Mijn gezondheid is goed, misschien zelfs wel beter dan thuis. Ik heb hier geen last van boompollen of verkoudheid. Gisteren ben ik wel pijnlijk ten val gekomen, toen ik, onnodig opgejaagd door iemand die dat blijkbaar niet laten kon, bij het instappen van een snelbus, misstapte op de treeplank. Ik hield mijn grote, zware rugzak voor me uit in mijn handen en viel voorover. Hierbij schaafde ik mijn scheenbeen net boven mijn enkel aan de ruwe metalen treeplank. Ik heb de wond die flink bloedde zo goed en zo kwaad als het ging schoongemaakt met een zakdoek en wat water. Ook sprenkelde ik er jodium op, wat nu niet echt een aangenaam gevoel was. Met een redelijk schone zakdoek verbond ik het voorlopig. Later in het hotel heb ik de wond voorzichtig gewassen en met dermatol behandeld. Gelukkig had ik nog een groot stuk pleister om er over heen te plakken.

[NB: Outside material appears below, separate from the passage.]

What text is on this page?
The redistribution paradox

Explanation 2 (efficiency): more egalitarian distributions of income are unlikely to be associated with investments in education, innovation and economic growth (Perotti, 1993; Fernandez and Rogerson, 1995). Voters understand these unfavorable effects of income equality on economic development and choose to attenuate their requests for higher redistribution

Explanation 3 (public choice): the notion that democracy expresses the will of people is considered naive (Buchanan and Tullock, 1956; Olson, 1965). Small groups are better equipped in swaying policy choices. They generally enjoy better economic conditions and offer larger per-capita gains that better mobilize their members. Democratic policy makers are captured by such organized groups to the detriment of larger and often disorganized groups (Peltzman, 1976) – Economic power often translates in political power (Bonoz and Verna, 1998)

In Yogya schreef ik jullie dat ik de eerste dag even de stad in was geweest. De volgende dag ben ik met een bevriende becakrijder, die goed Engels en zelfs wat Nederlands sprak, bijna de hele dag op sjouw geweest. Hij, Susilo geheten, reed me achtereenvolgens naar het paleis van de sultan (kraton), waar ik een rondleiding kreeg van een prive-gids, net als in Solo. We, Susilo en ik, aten samen een ijsje (hij at voor het eerst van zijn leven, 42 jaar oud, een cornetto) en daarna bracht hij me naar de "vogeltjesmarkt." Behalve allerlei vogels in kooien zijn er ook katten, honden, konijnen, slangen en andere dieren, zowel voor de consumptie als voor de show. Het Waterpaleis daarachter stelde niets voor; ze waren aan het restaureren en het begon te regenen. Ik vluchtte een batikwinkel binnen en kocht maar meteen twee kleine kleedjes. Een met de Merapi en een met de Borobudur.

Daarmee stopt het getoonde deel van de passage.